Klavan’s had these assumptions for this so-called foreign policy strategy, which he also term as “comic book diplomacy”:



1. (The answers to these questions seem to me to be embedded in the story of “The Dark Knight” itself ) .Doing what’s right is hard, and speaking the truth is dangerous. Many have been abhorred for it, some killed, one crucified.



2. Hate in order to defend values like love. The true complexity arises when we must defend these values in a world that does not universally embrace them—when we reach the place where we must be intolerant in order to defend tolerance, or unkind in order to defend kindness, or hateful in order to defend what we love.



3. Classic Machiavellian. Sometimes men must kill in order to preserve life; that sometimes they must violate their values in order to maintain those values; and that while movie stars may strut in the bright light of our adulation for pretending to be heroes, true heroes often must slink in the shadows, slump-shouldered and despised—then and only then will we be able to pay President Bush his due and make good and true films about the war on terror.




I know, Mr.
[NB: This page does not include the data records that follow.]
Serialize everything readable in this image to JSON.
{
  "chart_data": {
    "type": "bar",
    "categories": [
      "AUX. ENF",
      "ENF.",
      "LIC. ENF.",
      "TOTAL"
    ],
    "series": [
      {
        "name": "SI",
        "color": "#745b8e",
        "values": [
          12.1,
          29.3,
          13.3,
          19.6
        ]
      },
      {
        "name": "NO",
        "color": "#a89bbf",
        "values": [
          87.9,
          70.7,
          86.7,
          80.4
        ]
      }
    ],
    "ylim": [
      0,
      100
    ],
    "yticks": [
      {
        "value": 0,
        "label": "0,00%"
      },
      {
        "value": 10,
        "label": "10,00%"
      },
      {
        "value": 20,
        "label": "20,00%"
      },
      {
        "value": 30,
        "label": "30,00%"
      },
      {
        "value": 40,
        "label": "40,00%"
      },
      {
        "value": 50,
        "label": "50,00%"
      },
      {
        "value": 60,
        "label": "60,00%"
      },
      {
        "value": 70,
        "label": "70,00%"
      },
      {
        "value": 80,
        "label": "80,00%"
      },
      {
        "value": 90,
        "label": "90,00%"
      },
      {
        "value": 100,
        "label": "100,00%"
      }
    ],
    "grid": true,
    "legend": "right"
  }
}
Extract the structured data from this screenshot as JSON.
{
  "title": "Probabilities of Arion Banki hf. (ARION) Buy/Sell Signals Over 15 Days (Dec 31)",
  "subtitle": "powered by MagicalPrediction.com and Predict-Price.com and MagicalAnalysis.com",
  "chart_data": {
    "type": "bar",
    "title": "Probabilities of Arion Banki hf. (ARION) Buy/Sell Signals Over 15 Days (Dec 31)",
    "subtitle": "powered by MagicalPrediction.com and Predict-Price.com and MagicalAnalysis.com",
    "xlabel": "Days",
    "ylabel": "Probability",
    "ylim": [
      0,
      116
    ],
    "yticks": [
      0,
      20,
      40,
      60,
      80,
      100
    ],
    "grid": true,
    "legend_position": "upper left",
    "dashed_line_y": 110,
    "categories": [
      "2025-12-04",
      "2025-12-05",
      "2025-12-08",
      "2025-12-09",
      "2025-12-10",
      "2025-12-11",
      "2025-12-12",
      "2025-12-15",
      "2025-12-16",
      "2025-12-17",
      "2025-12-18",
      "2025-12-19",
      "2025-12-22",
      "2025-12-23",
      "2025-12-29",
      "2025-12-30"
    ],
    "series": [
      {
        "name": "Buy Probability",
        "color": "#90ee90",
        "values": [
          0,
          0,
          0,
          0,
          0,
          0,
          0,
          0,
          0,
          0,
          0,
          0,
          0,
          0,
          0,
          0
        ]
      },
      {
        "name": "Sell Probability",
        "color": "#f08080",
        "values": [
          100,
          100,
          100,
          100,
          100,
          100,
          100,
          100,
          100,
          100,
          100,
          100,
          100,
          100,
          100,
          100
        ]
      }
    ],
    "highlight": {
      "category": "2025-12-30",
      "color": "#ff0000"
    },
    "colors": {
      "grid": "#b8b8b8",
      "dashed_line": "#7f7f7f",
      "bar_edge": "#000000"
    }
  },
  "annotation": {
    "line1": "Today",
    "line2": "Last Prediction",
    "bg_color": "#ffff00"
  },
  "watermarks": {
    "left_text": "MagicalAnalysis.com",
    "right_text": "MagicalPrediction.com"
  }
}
Klavan seem to be merely repeating other foreign policy theories in describing this so-called “Batman Diplomacy”—- such as Realism (where states uses force as a logical and most convenient manner of international relations) for example, and Democratic Peace Theory (where democracies do not fight each other but unite to thwart communism)—- BUT, it has enough originality to be able to garner widespread attention, as it does right now, while Dark Knight is reaping millions in the box-office.